The 1960’s Fifty Shades Of Grey?

Valley Of The Dolls 50th

A post or two back I referred to Renee Rosen’s novels as ‘guilty pleasures’, though was quick to point out that her books are far from fluff. Rather, for me, at least, they’ve been pleasant diversions from a steady diet of gangsters, gumshoes and gun molls.

For a real guilty pleasure – that is, a book you devour but feel legitimately guilty about — Jacqueline Susann’s 1966 Valley Of The Dolls is like a mid-sixties Fifty Shades Of Grey…similarly notorious, and notoriously popular in its time. Sprawling (to the point of rambling), sexy, melodramatic yet often awkwardly written, the book’s a compelling page-turner nonetheless. A legitimate publishing phenomena, Valley Of The Dolls was the biggest selling book in publishing history at the time of the author’s death in 1974 and has gone on to sell over 31 million copies to date. For any contemporary writer tracking single digit weekly orders for their Amazon Kindle and Create Space books, or praying that their small press’ 5,000 unit trade paperback press run will sell out someday, 31 million books is almost too much to grasp.

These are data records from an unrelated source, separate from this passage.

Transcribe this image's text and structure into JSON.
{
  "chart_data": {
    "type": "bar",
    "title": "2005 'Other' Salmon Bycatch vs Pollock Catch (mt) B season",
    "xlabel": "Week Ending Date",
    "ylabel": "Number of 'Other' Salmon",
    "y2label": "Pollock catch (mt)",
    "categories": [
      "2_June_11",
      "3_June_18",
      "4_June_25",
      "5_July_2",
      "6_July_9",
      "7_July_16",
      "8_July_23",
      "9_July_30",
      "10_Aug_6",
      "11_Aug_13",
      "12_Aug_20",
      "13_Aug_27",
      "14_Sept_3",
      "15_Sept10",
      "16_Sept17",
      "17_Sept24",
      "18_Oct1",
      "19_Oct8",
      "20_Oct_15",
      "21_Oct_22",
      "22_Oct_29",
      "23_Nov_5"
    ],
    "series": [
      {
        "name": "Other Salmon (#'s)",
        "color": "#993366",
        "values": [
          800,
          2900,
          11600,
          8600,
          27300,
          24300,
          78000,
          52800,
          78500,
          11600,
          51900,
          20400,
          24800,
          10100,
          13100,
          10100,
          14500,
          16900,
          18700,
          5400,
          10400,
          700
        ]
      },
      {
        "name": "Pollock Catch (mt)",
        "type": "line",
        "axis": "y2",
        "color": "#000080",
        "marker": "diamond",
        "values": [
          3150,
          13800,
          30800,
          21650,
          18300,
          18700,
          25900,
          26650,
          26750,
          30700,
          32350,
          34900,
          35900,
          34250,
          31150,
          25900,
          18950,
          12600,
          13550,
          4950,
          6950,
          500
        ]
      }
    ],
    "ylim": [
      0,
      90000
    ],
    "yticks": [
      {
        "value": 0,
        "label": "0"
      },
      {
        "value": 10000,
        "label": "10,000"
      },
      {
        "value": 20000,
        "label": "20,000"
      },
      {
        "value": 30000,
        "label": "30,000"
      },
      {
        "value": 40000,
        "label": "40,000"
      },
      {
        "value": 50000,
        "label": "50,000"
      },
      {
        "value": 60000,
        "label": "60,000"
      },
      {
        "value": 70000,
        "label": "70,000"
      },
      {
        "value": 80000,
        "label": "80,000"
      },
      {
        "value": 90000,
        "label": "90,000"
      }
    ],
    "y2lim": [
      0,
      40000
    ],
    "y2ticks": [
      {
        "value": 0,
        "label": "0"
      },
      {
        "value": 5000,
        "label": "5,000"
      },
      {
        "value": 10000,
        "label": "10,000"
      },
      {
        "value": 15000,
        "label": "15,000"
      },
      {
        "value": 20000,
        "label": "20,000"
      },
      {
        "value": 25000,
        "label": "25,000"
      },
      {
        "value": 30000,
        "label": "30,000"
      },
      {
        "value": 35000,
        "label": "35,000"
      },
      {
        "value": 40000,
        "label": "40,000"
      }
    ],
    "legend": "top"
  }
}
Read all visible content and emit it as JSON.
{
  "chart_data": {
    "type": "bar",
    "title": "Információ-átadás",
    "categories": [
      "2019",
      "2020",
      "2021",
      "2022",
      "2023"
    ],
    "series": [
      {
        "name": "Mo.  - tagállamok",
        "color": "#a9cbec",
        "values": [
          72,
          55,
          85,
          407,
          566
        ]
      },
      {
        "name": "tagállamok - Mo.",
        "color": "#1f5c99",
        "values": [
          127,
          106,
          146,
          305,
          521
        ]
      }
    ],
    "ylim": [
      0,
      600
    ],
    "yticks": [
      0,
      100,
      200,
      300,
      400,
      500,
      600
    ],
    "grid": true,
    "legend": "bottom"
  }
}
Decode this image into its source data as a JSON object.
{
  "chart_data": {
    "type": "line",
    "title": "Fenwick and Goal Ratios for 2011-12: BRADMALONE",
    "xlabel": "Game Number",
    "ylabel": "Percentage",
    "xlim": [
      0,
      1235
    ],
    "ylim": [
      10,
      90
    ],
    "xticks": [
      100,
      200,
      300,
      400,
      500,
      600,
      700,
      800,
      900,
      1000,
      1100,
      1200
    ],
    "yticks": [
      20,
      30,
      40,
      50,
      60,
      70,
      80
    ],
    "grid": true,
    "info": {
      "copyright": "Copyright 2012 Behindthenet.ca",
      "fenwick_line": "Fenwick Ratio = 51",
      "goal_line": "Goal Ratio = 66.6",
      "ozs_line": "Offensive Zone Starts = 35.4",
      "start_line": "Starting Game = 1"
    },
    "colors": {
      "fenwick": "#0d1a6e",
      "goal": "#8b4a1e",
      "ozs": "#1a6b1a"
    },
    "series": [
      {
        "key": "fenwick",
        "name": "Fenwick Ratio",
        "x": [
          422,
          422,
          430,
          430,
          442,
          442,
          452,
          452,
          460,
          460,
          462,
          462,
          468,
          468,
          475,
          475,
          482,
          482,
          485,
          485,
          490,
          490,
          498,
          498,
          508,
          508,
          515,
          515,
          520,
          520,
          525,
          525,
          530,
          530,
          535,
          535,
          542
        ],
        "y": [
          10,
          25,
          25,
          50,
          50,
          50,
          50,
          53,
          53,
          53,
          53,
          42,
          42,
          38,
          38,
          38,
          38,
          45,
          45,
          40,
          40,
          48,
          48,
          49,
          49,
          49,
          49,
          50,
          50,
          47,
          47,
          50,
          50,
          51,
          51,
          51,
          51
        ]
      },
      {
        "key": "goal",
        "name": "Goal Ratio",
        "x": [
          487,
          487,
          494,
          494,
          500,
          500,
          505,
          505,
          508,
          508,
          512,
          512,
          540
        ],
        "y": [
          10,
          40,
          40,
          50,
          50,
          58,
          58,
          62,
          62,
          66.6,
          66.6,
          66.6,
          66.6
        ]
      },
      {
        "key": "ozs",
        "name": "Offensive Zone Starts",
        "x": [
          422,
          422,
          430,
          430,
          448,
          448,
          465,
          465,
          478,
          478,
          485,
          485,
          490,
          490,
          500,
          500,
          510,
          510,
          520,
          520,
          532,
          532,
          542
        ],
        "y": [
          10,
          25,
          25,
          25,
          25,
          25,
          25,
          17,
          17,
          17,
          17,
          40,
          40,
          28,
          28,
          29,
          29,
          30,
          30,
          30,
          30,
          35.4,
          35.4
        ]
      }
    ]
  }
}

Segueing from Renee Rosen’s 2019 Park Avenue Summer to Susann’s Valley Of The Dolls was a natural, and I did just that. In Rosen’s novel, an Ohio ingenue and aspiring commercial photographer arrives in mid-sixties New York and promptly becomes iconic editor Helen Gurley Brown’s secretary right at the moment the magazine is about to be relaunched as the controversial girl-power monthly it quickly became. The novel’s heroine gets that plum gig via a referral from a family friend who’s an editor at the Dolls’ real-life publisher, Bernard Geis Associates.

Valley of the Dolls

Valley Of The Dolls the 1967 20thCentury Fox film starring Patty Duke, Sharon Tate, Susan Hayward and Barbara Parkins frequently pops up on both broadcast and cable TV channels, but if you’ve only seen the movie and never read the book, I encourage you to give the novel a try. The movie’s pure mid-sixties kitsch, but understandably had to sidestep or soften the novel’s more tawdry and saucy content. In fact, it’s said that original screenwriter Harlan Ellison insisted his name be removed from the credits due to the less downbeat ‘Hollywood’ ending reshot at the studio insistence.

Even if you haven’t seen the film or read the book, it’s enough of a pop culture touchstone that most people have some vague idea of what it’s about. Three New York friends in the entertainment business experience various highs and lows in their careers and love lives, succumbing to ‘Dolls’ (barbituates, and specifically, Seconals) along the way…enough to institutionalize one for addiction (Patty Duke in the movie) and be the weapon of choice for another’s suicide (Sharon Tate in the movie). But the novel’s very different from the film, most notably in its more sprawling 20 year time span from 1945 to 1965. (The film seems to be set almost entirely in the 1960’s.) There are more complex backstories, complications and relationship woes, it being a rambling sort of soap opera. And the sex is notably more explicit. Keep in mind that in 1966, sleaze publishers like Midwood and others were still pumping out ‘sexy’ paperback originals to be sold exclusively ‘under the counter’ at most stores. Frank dialog about menstruation, abortion or contraception was pretty rare. Explicit sex scenes (well, relatively so) in a mainstream novel? Even more scandalous, and here the sex includes vanilla sex, gay sex, lesbian sex, oral sex and more, and in frequent doses. And most importantly, it’s the women, not the men, talking about it, wanting it, trying to avoid it or merrily engaging in it.

Nearly half the book is set in the 1940’s, and the titular ‘dolls’ don’t even appear till well over a third of the way through. The novel’s male characters are mostly philanderers, lushes, failures or con men, and even the seemingly ‘good’ men go bad to some degree by the end. The three main women are complex, but far from angels, and none find release or redemption in their careers, their romances or anywhere except in the embrace of their lovely little dolls. Do not look for a happy ending when you finish the last page.

Valley of The Dolls Movie

I read Jacqueline Susann’s Valley Of The Dolls last week in a handsome 50thAnniversary trade paperback edition, complete with some introductory front matter and an essay from the author herself. A tireless self-promoter, book publishing urban legends claim that Susann would get up in the wee hours to primp, fill her car with coffee and cartons of donuts in order to show up at local rack jobbers and distributors’ loading docks before the truck drivers departed, encouraging all to keep her book face-out and in-stock at each stop on their routes. If true, this was before the days of consolidated book distribution (still continuing as we speak, with Baker & Taylor leaving the trade book business altogether and Ingram just about the only game in town).

Well, I never managed to wade through Fifty Shades Of Grey, even after a couple tries that couldn’t get past fifty pages of grey. But I’m really glad I read Valley Of The Dolls. Call it kitsch, call it trash…call it what you like, but it was a cultural milestone in its time and still a fun read even today.